Landa nunca foi irrelevante. O corredor de 36 anos entregou ao imaginário do ciclismo imagens de pura abnegação, sacrifício extremo, resiliência. Há uma tendência para nos apegarmos mais facilmente a quem esfarrapa a alma. Talvez por isso o tenhamos tão presente. Foi personificando o esgotamento que o Landismo, a fé que une quem se identifica com estes valores, voltou a imperar no Collado del Alguacil.
Foi um dia de celebração do ciclismo espanhol. Mikel Landa levou a corrida e Enric Mas assegurou a camisola vermelha. O líder da Movistar ampliou a vantagem para 2’15’’ face a Primož Roglič, diferença que parece impossível de desfazer numa etapa em circuito que até pode vir a ser neutralizada.
Liberdade para o caos
A Movistar é atualmente a 19ª melhor equipa do pelotão internacional. Existem três conjuntos ProTour (Pinarello, Tudor e Cofidis), a segunda divisão do ciclismo mundial, com mais pontos UCI do que os espanhóis. Em 2026, a única vitória WorldTour, o circuito principal, ocorreu já durante a Vuelta, quando Enric Mas conquistou a etapa 9.
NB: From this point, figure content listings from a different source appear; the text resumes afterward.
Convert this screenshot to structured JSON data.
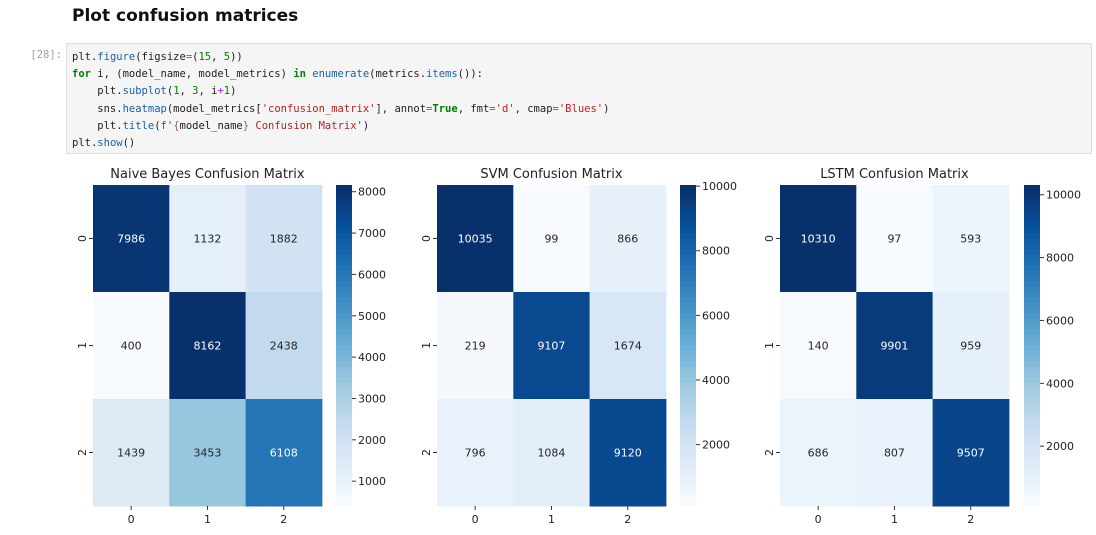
{
  "notebook": {
    "heading": "Plot confusion matrices",
    "cell_prompt": "[28]:",
    "code": {
      "line1": [
        "plt",
        ".",
        "figure",
        "(figsize",
        "=",
        "(",
        "15",
        ", ",
        "5",
        "))"
      ],
      "line2": [
        "for",
        " i, (model_name, model_metrics) ",
        "in",
        " ",
        "enumerate",
        "(metrics",
        ".",
        "items",
        "()):"
      ],
      "line3": [
        "    plt",
        ".",
        "subplot",
        "(",
        "1",
        ", ",
        "3",
        ", i",
        "+",
        "1",
        ")"
      ],
      "line4": [
        "    sns",
        ".",
        "heatmap",
        "(model_metrics[",
        "'confusion_matrix'",
        "], annot",
        "=",
        "True",
        ", fmt",
        "=",
        "'d'",
        ", cmap",
        "=",
        "'Blues'",
        ")"
      ],
      "line5": [
        "    plt",
        ".",
        "title",
        "(",
        "f'",
        "{",
        "model_name",
        "}",
        " Confusion Matrix'",
        ")"
      ],
      "line6": [
        "plt",
        ".",
        "show",
        "()"
      ]
    }
  },
  "chart_data": [
    {
      "type": "heatmap",
      "title": "Naive Bayes Confusion Matrix",
      "x_ticks": [
        "0",
        "1",
        "2"
      ],
      "y_ticks": [
        "0",
        "1",
        "2"
      ],
      "values": [
        [
          7986,
          1132,
          1882
        ],
        [
          400,
          8162,
          2438
        ],
        [
          1439,
          3453,
          6108
        ]
      ],
      "colorbar": {
        "min": 400,
        "max": 8162,
        "ticks": [
          "1000",
          "2000",
          "3000",
          "4000",
          "5000",
          "6000",
          "7000",
          "8000"
        ]
      },
      "cmap": "Blues"
    },
    {
      "type": "heatmap",
      "title": "SVM Confusion Matrix",
      "x_ticks": [
        "0",
        "1",
        "2"
      ],
      "y_ticks": [
        "0",
        "1",
        "2"
      ],
      "values": [
        [
          10035,
          99,
          866
        ],
        [
          219,
          9107,
          1674
        ],
        [
          796,
          1084,
          9120
        ]
      ],
      "colorbar": {
        "min": 99,
        "max": 10035,
        "ticks": [
          "2000",
          "4000",
          "6000",
          "8000",
          "10000"
        ]
      },
      "cmap": "Blues"
    },
    {
      "type": "heatmap",
      "title": "LSTM Confusion Matrix",
      "x_ticks": [
        "0",
        "1",
        "2"
      ],
      "y_ticks": [
        "0",
        "1",
        "2"
      ],
      "values": [
        [
          10310,
          97,
          593
        ],
        [
          140,
          9901,
          959
        ],
        [
          686,
          807,
          9507
        ]
      ],
      "colorbar": {
        "min": 97,
        "max": 10310,
        "ticks": [
          "2000",
          "4000",
          "6000",
          "8000",
          "10000"
        ]
      },
      "cmap": "Blues"
    }
  ]
}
A presença da camisola vermelha dentro da equipa foi como dar a um músico um bombo e pedir-lhe que tocasse a Sinfonia n.º 9 de Beethoven. A capacidade modesta diminui as hipóteses de controlar corridas muito além de verificar se Primož Roglič e Félix Gall vão estando na retaguarda de Enric Mas.
A camisola vermelha está definitivamente colada a Enric Mas
Tim de Waele
A ausência de uma força coletiva dominante, papel que UAE e Visma costumam assumir, reforça a imprevisibilidade. A lógica esteve tão ausente que Ivo Oliveira passou cerca de 150 km na frente da etapa rainha. A presença maioritária da Uno-X no grupo dianteiro, com quatro elementos, livrou outros corredores da exposição ao vento durante as subidas do dia. Um dos beneficiados foi o português que sobreviveu relativamente bem a um tipo de terreno que não lhe corre nas veias. Completamente fora do seu ambiente, cedeu durante uma subida de primeira categoria a 38 km do final sem que lhe pudesse ser retirado o mérito de ter aguentado tanto tempo fora de água.
O grupo dos favoritos passou por momentos de apatia em excesso. Entreolhando-se, só faltou colocarem o pé no chão. Richard Carapaz foi o único que não se contentou com o quarto lugar e tentou melhorá-lo. Os esforços foram em vão (+6’54’’).
Por sua vez, Sepp Kuss fez por entrar no top-10. A movimentação do norte-americano contou com a ajuda de Jørgen Nordhagen e levou-o a saltar seis lugares na classificação geral, atingindo o quinto posto (+8’45’’). A jogada tardia da Visma também contou com o empenho de Wout van Aert (62 pontos), que se colou a Santiago Buitrago (78 pontos) na classificação da montanha.
Tentando aproveitar a quebra de Primož Roglič mais do que para expor Enric Mas, Félix Gall também se movimentou. Não roubou o segundo lugar ao esloveno, mas ficou a apenas 29’’.
Tobias Halland Johannessen, Ramses Debruyne e Mikel Landa entraram na subida final a cerca de 3’10’’ dos perseguidores mais próximos. A meio da subida, o corredor da Soudal Quick-Step lançou o derradeiro ataque. Pese embora a tentativa de Halland Johannessen para materializar o plano da Uno-X, a etapa ficou mesmo nos pedais do espanhol.